The story: A Puritan family is banished from their small village in New England for an unspecified offense, and go to live on their own farm on the edge of the woods. At first all seems well, if life is rough on the frontier; and then baby Samuel is stolen from right under his sister’s Thomasine’s nose. The family unravels from grief, hunger, religious fervor, and the ever-present but unseen threats from the woods around them.

I went into this movie thinking it was largely psychological horror, the kind that examines what happens where there too much isolation in a heavily religious atmosphere. And in many ways it is, but then you see the actual fate of Baby Samuel and suddenly it’s a horrible horror story, the kind where the threat isn’t just in the mind.

While the movie is not the most action-packed (“atmospheric” is often another word for “slow-paced”, and this movie is atmospheric as all get-out), the setting, the language (actual-sounding early Modern English!), and the immersion into the Puritan lifestyle made it fascinating. I wish there had been more backstory, about the witch and about the family, but it’s a nice change when filmmakers don’t spoon-feed everything to the audience and we have to fill in the blanks ourselves.

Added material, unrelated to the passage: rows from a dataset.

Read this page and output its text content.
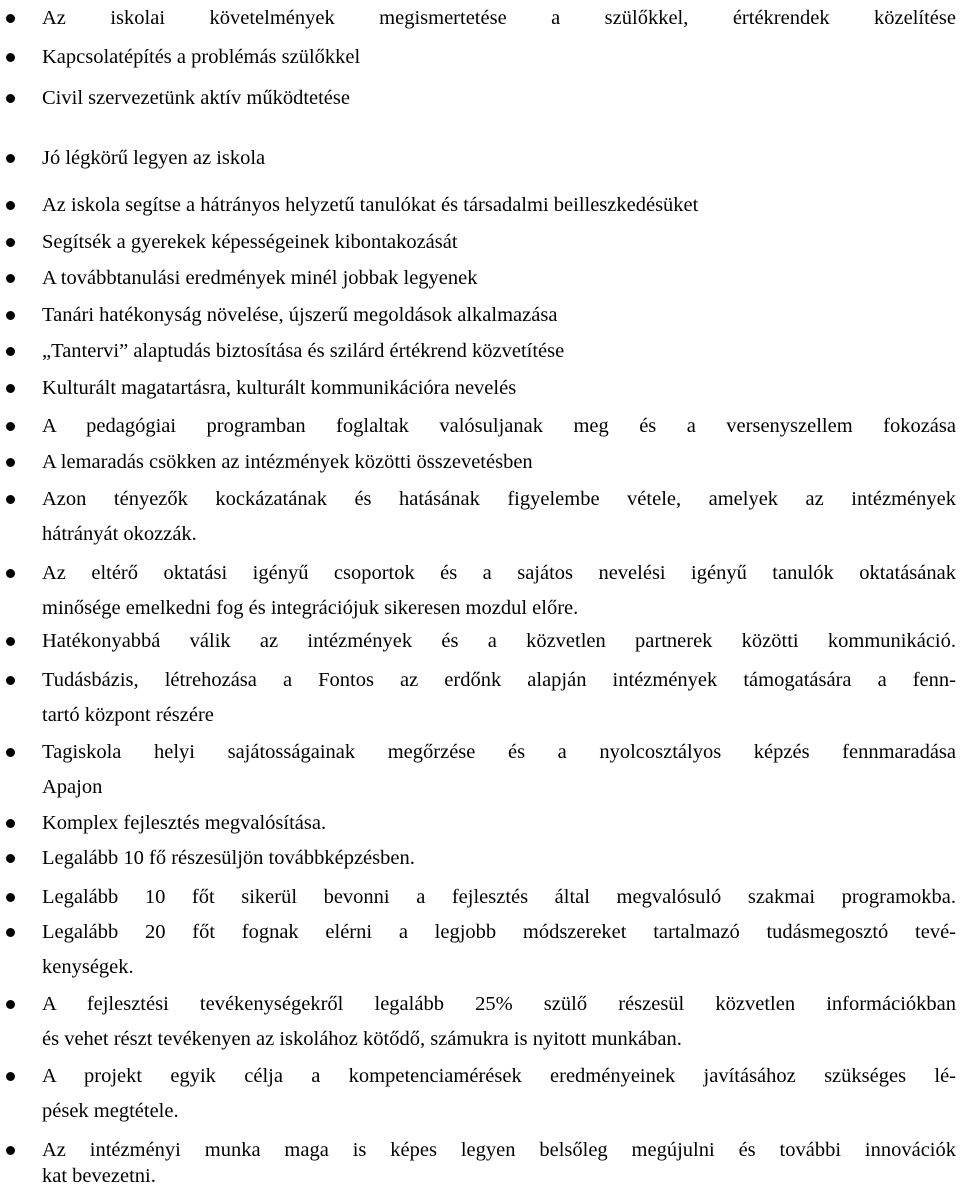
Az iskolai követelmények megismertetése a szülőkkel, értékrendek közelítése
Kapcsolatépítés a problémás szülőkkel
Civil szervezetünk aktív működtetése
Jó légkörű legyen az iskola
Az iskola segítse a hátrányos helyzetű tanulókat és társadalmi beilleszkedésüket
Segítsék a gyerekek képességeinek kibontakozását
A továbbtanulási eredmények minél jobbak legyenek
Tanári hatékonyság növelése, újszerű megoldások alkalmazása
„Tantervi” alaptudás biztosítása és szilárd értékrend közvetítése
Kulturált magatartásra, kulturált kommunikációra nevelés
A pedagógiai programban foglaltak valósuljanak meg és a versenyszellem fokozása
A lemaradás csökken az intézmények közötti összevetésben
Azon tényezők kockázatának és hatásának figyelembe vétele, amelyek az intézmények
hátrányát okozzák.
Az eltérő oktatási igényű csoportok és a sajátos nevelési igényű tanulók oktatásának
minősége emelkedni fog és integrációjuk sikeresen mozdul előre.
Hatékonyabbá válik az intézmények és a közvetlen partnerek közötti kommunikáció.
Tudásbázis, létrehozása a Fontos az erdőnk alapján intézmények támogatására a fenn-
tartó központ részére
Tagiskola helyi sajátosságainak megőrzése és a nyolcosztályos képzés fennmaradása
Apajon
Komplex fejlesztés megvalósítása.
Legalább 10 fő részesüljön továbbképzésben.
Legalább 10 főt sikerül bevonni a fejlesztés által megvalósuló szakmai programokba.
Legalább 20 főt fognak elérni a legjobb módszereket tartalmazó tudásmegosztó tevé-
kenységek.
A fejlesztési tevékenységekről legalább 25% szülő részesül közvetlen információkban
és vehet részt tevékenyen az iskolához kötődő, számukra is nyitott munkában.
A projekt egyik célja a kompetenciamérések eredményeinek javításához szükséges lé-
pések megtétele.
Az intézményi munka maga is képes legyen belsőleg megújulni és további innovációk
kat bevezetni.
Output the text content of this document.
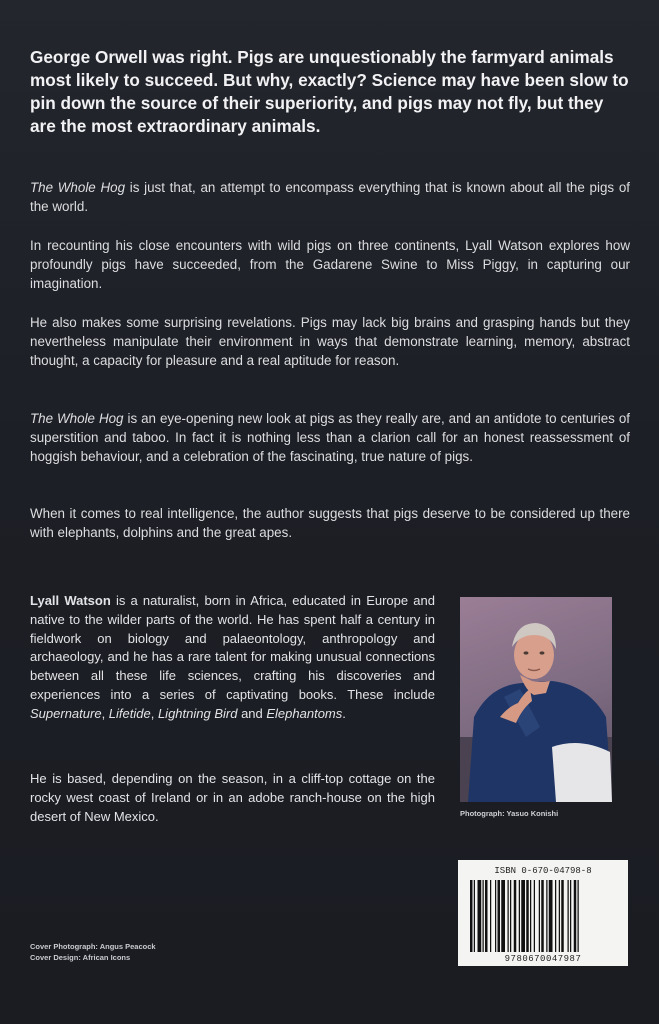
George Orwell was right. Pigs are unquestionably the farmyard animals most likely to succeed. But why, exactly? Science may have been slow to pin down the source of their superiority, and pigs may not fly, but they are the most extraordinary animals.

The Whole Hog is just that, an attempt to encompass everything that is known about all the pigs of the world.

In recounting his close encounters with wild pigs on three continents, Lyall Watson explores how profoundly pigs have succeeded, from the Gadarene Swine to Miss Piggy, in capturing our imagination.

He also makes some surprising revelations. Pigs may lack big brains and grasping hands but they nevertheless manipulate their environment in ways that demonstrate learning, memory, abstract thought, a capacity for pleasure and a real aptitude for reason.

The Whole Hog is an eye-opening new look at pigs as they really are, and an antidote to centuries of superstition and taboo. In fact it is nothing less than a clarion call for an honest reassessment of hoggish behaviour, and a celebration of the fascinating, true nature of pigs.

When it comes to real intelligence, the author suggests that pigs deserve to be considered up there with elephants, dolphins and the great apes.

Lyall Watson is a naturalist, born in Africa, educated in Europe and native to the wilder parts of the world. He has spent half a century in fieldwork on biology and palaeontology, anthropology and archaeology, and he has a rare talent for making unusual connections between all these life sciences, crafting his discoveries and experiences into a series of captivating books. These include Supernature, Lifetide, Lightning Bird and Elephantoms.

He is based, depending on the season, in a cliff-top cottage on the rocky west coast of Ireland or in an adobe ranch-house on the high desert of New Mexico.	Photograph: Yasuo Konishi
ISBN 0-670-04798-8
9780670047987
Cover Photograph: Angus Peacock
Cover Design: African Icons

I especially liked the use of color. Everything that the family owns or lives near are different shades of brown and gray, not even a sliver of blue sky, as if the filmmakers were invoking the feeling of a black-and-white movie. And there’s black, of course, black forest, black night, and the black goat Black Philip that figures largely in the plot. And then when the witch (or witches) enter the story, they bring color with them — mostly red, of course, mostly in the form of blood.

So, is it a scary movie? Not really. It’s sad. It’s atmospheric. It presents some interesting theories about the witch hunts, and I really loved the moment when Black Philip is revealed to be not just a goat. That was a plot twist I did not see coming at all.

This note appears at the film’s end: “This film was inspired by fairy tales, folk tales, and court records.” That is …not something you often see.

(Forgive if this is a little disjointed. I blame the cold medicine.)